4) Too much focus on nonfiction in the ELA classroom marginalizes literature in favor of career training, including all the non-testable outcomes related to this content.  Literature teaches much more than what can be tested, or even what can be assessed in any manner with a standard.  Literature gives a generation a common cultural base.  Think of what we lose if suddenly a generation does not know Jay Gatsby, Hester Prynne, Romeo and Juliet, Holden Caufield, Jane Eyre, Huck Finn?  Reading and discussing literature invites students to analyize their history, their community, and themselves all the while teaching them the collective lessons of humanity.  That is not simply found in short nonfiction passages seeking to teach author's purpose and supporting details.  While direct insruction with nonfiction might make for higher test scores and might make stronger workers, is that all education is for?  Is public education simply a factory churning out global workers for the 21st century?  Or is education more than that?  In my mind, it is clear that education serves the full student, and while career readiness is a large part of that, so is curiosity, civic duty, wonder, beauty, passion, morals. 

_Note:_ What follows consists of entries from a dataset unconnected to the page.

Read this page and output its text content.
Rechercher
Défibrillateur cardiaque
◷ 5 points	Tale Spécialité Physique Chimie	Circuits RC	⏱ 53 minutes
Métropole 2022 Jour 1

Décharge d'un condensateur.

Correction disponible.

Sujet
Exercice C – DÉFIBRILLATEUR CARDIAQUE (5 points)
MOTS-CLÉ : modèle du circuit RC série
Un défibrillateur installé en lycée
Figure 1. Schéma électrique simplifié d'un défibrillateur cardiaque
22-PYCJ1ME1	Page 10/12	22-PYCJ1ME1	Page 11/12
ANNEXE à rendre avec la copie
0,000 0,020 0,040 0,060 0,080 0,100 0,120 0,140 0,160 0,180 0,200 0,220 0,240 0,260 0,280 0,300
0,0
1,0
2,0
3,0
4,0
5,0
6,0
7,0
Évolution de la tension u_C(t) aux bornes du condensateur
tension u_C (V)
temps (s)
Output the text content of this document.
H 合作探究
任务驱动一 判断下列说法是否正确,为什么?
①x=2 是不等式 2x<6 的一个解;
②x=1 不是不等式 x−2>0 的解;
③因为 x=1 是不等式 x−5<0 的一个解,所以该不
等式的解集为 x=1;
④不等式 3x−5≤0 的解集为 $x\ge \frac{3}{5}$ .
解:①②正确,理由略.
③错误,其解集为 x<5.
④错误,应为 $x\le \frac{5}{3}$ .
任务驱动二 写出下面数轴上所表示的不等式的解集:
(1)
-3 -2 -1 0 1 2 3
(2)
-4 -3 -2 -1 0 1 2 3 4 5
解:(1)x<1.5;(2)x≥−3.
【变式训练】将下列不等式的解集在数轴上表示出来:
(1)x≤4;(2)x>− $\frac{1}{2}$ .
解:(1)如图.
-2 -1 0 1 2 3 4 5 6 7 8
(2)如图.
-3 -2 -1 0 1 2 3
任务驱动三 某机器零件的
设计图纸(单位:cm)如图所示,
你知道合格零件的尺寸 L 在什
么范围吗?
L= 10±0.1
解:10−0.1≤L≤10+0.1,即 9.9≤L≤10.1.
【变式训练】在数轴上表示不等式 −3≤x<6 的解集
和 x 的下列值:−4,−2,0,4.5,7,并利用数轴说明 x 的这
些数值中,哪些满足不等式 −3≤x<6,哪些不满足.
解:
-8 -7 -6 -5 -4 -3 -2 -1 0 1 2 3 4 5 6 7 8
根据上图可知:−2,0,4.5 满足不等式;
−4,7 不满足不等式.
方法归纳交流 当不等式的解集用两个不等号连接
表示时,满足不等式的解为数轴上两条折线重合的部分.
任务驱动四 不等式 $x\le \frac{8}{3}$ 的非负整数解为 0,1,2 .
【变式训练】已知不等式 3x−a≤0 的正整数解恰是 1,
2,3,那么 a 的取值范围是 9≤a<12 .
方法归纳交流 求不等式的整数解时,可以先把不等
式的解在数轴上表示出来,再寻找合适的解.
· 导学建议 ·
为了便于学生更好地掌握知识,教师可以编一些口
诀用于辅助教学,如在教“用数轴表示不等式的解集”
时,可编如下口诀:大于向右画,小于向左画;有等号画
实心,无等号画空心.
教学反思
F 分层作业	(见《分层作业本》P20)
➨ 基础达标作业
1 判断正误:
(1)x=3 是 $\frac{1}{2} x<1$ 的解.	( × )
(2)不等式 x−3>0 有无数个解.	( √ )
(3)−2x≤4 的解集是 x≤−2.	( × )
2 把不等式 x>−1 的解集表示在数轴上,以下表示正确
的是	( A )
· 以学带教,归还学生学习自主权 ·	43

5) A focus on non-fiction does nothing to make learning more student centered.  If anything, students have less choice in the texts they read and how they read them.  Students are no longer encouraged to fall into that magical space between a novel's page and then emerge to excited to share that with their peers.  When every reading assignment becomes a nonfiction text read using new criticism lens and a close reading approach, we ignore not only other effective teaching methods and content, but also allow students no choices in how to engage with a text. 
I ask you to keep ELA classrooms at the secondary level focused on the traditional ELA content of literature and writing.  If standards are necessary to direct the reading of nonfiction for History, Social Studies, Science, and Technology, then I suggest that a committee of teachers of those subjects drafts standards for those content areas to review and adopt to direct their instruction and curriculum. 

I would further like to add that no standardized assessment, especially the upcoming Smarter Balanced exam, will ever successfully assess how reading literature and discussing it with peers affects students. SBAC would prefer a narrowing of standards that only look at the correct answers that can be found directly in text. That is not how literature is meant to be experienced. Literary critics have debated over classics for decades because of the very nature of literature and what it means to individuals. And no test will ever measure what the right book can do for the right student at the right time.